“As CPCJ a intervir pode acontecer em procedimentos de urgência, quando estamos perante crianças não acompanhadas num procedimento de urgência, porque de resto é sempre o Ministério Público. Porquê? Porque a intervenção das CPCJ faz-se sempre com o consentimento da família, dos pais ou quem tem as responsabilidades parentais, os legais representantes, ora se não existem tem de ser através do Ministério Público, não pode ser através das CPCJ”, afirmou à Lusa a presidente da Comissão Nacional de Promoção dos Direitos e Proteção das Crianças e Jovens (CNPDPCJ), Rosário Farmhouse.

Tal como já acontece para todos residentes em Portugal, as 311 CPCJ do país podem atuar no caso de situações de crianças vítimas de maus tratos nas famílias que chegam da Ucrânia, indicou a responsável da Comissão Nacional.

“O facto de vir da Ucrânia, se estiver com os pais, não tem de ter necessariamente um processo de promoção e proteção, porque vêm da Ucrânia, está com os pais, está em família, está enquadrada, é claro que tem traumas, mas não há intervenção das CPCJ”, ressalvou Rosário Farmhouse, considerando que as crianças com famílias “à partida não tem de estar necessariamente em perigo”.

“Se imaginemos que desconfia que pode haver ali uma situação de eventual tráfico, então [a CPCJ] aciona todos os mecanismos de proteção da criança, mas cada caso é mesmo um caso e tem de ser visto pelo Serviço de Estrangeiros e Fronteiras (SEF) que analisa a documentação e que valida isso e, depois, pelo Ministério Público”, avançou a presidente da CNPDPCJ.

Relativamente à fiscalização do acolhimento de crianças não acompanhadas, “as CPCJ não fazem de certeza, porque nem sabem”, disse, acrescentando que quando há um pedido de proteção internacional “o SEF vai tentar saber qual é a relação que existe entre aquelas crianças e aqueles adultos” e tem de comunicar a situação ao Ministério Público.

“Aqui a nossa preocupação maior é mesmo, do ponto de vista da Comissão Nacional, com as crianças e, se estiverem com famílias e se estiverem protegidas, não tem qualquer problema. As crianças não acompanhadas temos esta preocupação de saber onde estão e como estão”, frisou.

Sobre as condições físicas e psicológicas em que chegam a Portugal, Rosário Farmhouse explicou que “depende muito de cada caso e da zona de onde vem da Ucrânia, houve crianças que conseguiram fugir de cidades que ainda não estavam a ser bombardeadas, portanto preventivamente, outras fugiram já debaixo de bombardeamento e isso traz diferenças naquilo que podem ser as marcas”.

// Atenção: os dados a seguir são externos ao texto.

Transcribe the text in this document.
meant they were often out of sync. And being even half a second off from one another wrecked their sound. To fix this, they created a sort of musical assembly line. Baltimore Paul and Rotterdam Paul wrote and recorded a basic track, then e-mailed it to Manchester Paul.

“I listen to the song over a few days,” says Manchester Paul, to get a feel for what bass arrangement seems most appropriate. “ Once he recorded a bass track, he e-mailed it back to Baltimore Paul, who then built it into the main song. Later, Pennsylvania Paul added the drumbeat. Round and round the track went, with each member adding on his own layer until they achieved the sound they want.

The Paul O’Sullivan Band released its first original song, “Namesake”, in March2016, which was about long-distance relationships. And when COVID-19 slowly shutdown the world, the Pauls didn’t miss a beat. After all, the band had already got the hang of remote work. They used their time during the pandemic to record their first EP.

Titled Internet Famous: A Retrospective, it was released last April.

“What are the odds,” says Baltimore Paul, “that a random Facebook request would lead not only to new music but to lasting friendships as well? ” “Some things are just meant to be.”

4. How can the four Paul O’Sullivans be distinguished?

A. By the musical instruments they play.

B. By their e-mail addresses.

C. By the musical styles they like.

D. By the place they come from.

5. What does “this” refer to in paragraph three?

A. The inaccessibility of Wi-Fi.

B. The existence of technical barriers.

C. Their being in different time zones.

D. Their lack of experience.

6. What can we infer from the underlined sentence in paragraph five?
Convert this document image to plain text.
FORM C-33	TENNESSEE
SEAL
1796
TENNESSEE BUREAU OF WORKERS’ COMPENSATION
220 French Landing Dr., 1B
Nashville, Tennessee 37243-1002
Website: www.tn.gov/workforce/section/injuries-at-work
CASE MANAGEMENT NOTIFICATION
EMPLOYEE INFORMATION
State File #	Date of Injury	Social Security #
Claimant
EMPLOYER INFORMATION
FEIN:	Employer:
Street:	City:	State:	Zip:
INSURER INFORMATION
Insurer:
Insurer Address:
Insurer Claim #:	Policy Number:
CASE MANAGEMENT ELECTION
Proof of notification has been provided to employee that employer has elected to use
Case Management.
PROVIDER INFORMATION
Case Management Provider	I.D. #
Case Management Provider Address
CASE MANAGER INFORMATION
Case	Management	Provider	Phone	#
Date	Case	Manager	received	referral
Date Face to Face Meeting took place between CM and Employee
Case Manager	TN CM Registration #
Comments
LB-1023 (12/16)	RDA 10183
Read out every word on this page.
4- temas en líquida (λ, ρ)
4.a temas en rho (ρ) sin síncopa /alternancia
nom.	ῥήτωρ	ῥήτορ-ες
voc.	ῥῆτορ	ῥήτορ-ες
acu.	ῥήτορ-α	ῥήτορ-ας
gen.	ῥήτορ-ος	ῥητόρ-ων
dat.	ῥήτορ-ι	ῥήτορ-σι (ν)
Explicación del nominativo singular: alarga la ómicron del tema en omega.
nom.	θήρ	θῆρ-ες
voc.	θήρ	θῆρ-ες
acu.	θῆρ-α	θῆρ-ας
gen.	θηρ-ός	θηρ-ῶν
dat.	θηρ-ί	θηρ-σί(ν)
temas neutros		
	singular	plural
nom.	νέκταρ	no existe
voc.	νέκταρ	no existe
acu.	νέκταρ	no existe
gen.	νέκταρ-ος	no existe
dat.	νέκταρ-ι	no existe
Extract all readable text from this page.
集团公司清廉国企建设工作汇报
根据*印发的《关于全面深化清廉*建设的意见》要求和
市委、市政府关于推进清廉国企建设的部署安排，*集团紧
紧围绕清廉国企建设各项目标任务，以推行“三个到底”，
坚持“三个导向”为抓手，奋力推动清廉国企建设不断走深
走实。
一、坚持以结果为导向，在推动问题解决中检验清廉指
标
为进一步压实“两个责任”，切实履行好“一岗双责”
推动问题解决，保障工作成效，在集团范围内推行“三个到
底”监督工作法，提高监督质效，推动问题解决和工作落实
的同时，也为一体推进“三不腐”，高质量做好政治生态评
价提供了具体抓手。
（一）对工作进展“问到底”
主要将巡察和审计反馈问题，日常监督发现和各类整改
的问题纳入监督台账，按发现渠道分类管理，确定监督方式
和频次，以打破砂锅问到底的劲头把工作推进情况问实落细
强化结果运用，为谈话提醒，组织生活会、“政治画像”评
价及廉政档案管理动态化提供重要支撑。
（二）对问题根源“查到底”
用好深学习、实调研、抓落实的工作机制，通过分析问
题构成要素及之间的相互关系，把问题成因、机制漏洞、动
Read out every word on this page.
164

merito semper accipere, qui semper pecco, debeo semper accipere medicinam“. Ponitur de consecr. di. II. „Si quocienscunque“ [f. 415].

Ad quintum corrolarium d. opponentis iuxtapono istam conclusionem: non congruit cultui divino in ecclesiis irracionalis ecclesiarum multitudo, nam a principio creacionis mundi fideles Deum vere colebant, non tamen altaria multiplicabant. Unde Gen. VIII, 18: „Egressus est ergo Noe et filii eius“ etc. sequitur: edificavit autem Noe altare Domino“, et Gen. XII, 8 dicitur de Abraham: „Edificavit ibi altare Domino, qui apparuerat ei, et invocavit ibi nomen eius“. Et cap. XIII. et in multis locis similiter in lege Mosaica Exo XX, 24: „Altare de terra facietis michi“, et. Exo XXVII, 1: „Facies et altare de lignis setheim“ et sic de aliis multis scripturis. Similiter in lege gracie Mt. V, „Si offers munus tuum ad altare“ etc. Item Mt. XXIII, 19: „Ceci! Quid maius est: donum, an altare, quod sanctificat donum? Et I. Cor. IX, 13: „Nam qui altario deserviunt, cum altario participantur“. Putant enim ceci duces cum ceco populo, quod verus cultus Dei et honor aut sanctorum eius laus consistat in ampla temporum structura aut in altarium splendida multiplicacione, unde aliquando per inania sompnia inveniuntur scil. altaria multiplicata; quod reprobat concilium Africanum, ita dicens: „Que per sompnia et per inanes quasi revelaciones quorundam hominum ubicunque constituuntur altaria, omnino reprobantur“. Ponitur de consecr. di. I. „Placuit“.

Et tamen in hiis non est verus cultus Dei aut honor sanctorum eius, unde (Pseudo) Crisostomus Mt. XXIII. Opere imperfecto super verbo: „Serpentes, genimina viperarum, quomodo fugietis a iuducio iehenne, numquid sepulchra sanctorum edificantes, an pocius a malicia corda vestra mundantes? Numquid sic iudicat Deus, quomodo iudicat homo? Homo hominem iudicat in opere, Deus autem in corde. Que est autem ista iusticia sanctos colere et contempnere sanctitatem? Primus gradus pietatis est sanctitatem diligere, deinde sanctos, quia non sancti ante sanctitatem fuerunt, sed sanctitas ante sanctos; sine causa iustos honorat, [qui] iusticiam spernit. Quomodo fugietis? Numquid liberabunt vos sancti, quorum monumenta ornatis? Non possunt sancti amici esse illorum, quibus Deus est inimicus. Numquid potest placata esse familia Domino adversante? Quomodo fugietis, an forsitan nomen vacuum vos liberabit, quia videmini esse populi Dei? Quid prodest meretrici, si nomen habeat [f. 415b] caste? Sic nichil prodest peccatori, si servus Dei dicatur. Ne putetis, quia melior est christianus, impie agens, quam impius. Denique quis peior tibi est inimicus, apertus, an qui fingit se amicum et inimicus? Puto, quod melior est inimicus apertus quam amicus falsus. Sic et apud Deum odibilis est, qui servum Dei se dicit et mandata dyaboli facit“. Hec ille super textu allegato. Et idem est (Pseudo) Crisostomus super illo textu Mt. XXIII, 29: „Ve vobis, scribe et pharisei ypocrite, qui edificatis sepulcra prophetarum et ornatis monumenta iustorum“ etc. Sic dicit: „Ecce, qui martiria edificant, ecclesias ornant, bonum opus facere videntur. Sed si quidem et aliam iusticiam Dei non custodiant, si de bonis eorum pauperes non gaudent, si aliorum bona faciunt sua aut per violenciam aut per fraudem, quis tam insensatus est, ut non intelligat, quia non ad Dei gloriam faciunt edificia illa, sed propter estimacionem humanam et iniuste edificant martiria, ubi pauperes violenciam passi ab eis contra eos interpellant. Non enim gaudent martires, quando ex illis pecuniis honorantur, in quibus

As características pessoais de cada uma também pesam: “há crianças que expressam mais facilmente alguns traumas, outras aparentemente não e, depois, podem vir mais tarde a refletir esses traumas”.

“O que temos sentido nos contactos que temos tido? Os adultos têm mais dificuldade do que as crianças, os adultos precisam de mais tempo, as crianças ainda por cima se estiveram em contacto com outras crianças mais facilmente se integram e aparentemente parece que já nem se recordam muito bem do que é que se passou por lá”, contou a presidente da Comissão Nacional.

Apesar disso, exemplificou que ao ouvir a sirene dos bombeiros ou a ver um avião a passar baixo podem “criar comportamentos de susto ou trauma”.

Os adultos vindos da Ucrânia precisam de mais tempo, porque também têm mais noção da realidade e do que pode estar em jogo, “de poderem voltar ou poderem nunca voltar” ao país de origem, enquanto “as crianças, muitas delas, reagem como se tivessem vindo de férias ou às vezes a informação que também lhes chega, através dos pais, é um bocadinho: ‘agora vamos para ali depois já voltamos”, portanto não têm tanta noção do impacto que a vinda para cá pode ter nas vidas delas”, explicou.

Relativamente à integração destas crianças, Rosário Farmhouse realçou que as escolas têm indicação para apostar na língua portuguesa enquanto língua não materna, pelo que “estão a fazer todas um esforço” nesse sentido, em que algumas já tinham essa experiência, porque já têm muitos alunos estrangeiros, mas outras não.

Segundo Rosário Farmhouse, a Ordem dos Psicólogos está a tratar de criar um apoio aos psicólogos das escolas para a abordagem temas como a guerra, quer com as crianças que já cá residem, portuguesas ou residentes, quer com as crianças que chegam.

Esse apoio está a ser preparado tendo em consideração que as crianças vindas da Ucrânia só falam ucraniano ou russo e não falam inglês.

A responsável reconheceu que “não é tão fácil assim” o apoio destas crianças que possam vir a precisar de acompanhamento psicológico, porque é preciso alguém que possa traduzir.

“Está a ser previsto tudo isso, para uma integração melhor possível, portanto escola, saúde, a partir do momento em que têm proteção temporária têm logo acesso a todos os outros direitos e estamos a fazer todos os esforços para que seja uma integração plena, sabendo que é um fluxo muito rápido e que não é fácil de medir, nem saber quando é que chegam e quantos chegam, mas estão a ser feitos todos os esforços feitos para ter a melhor resposta”, sublinhou.

A Rússia lançou a 24 de fevereiro uma ofensiva militar na Ucrânia que já causou pelo menos 564 mortos e mais de 982 feridos entre a população civil e provocou a fuga de cerca de 4,5 milhões de pessoas, entre as quais 2,5 milhões para os países vizinhos, segundo os mais recentes dados da ONU.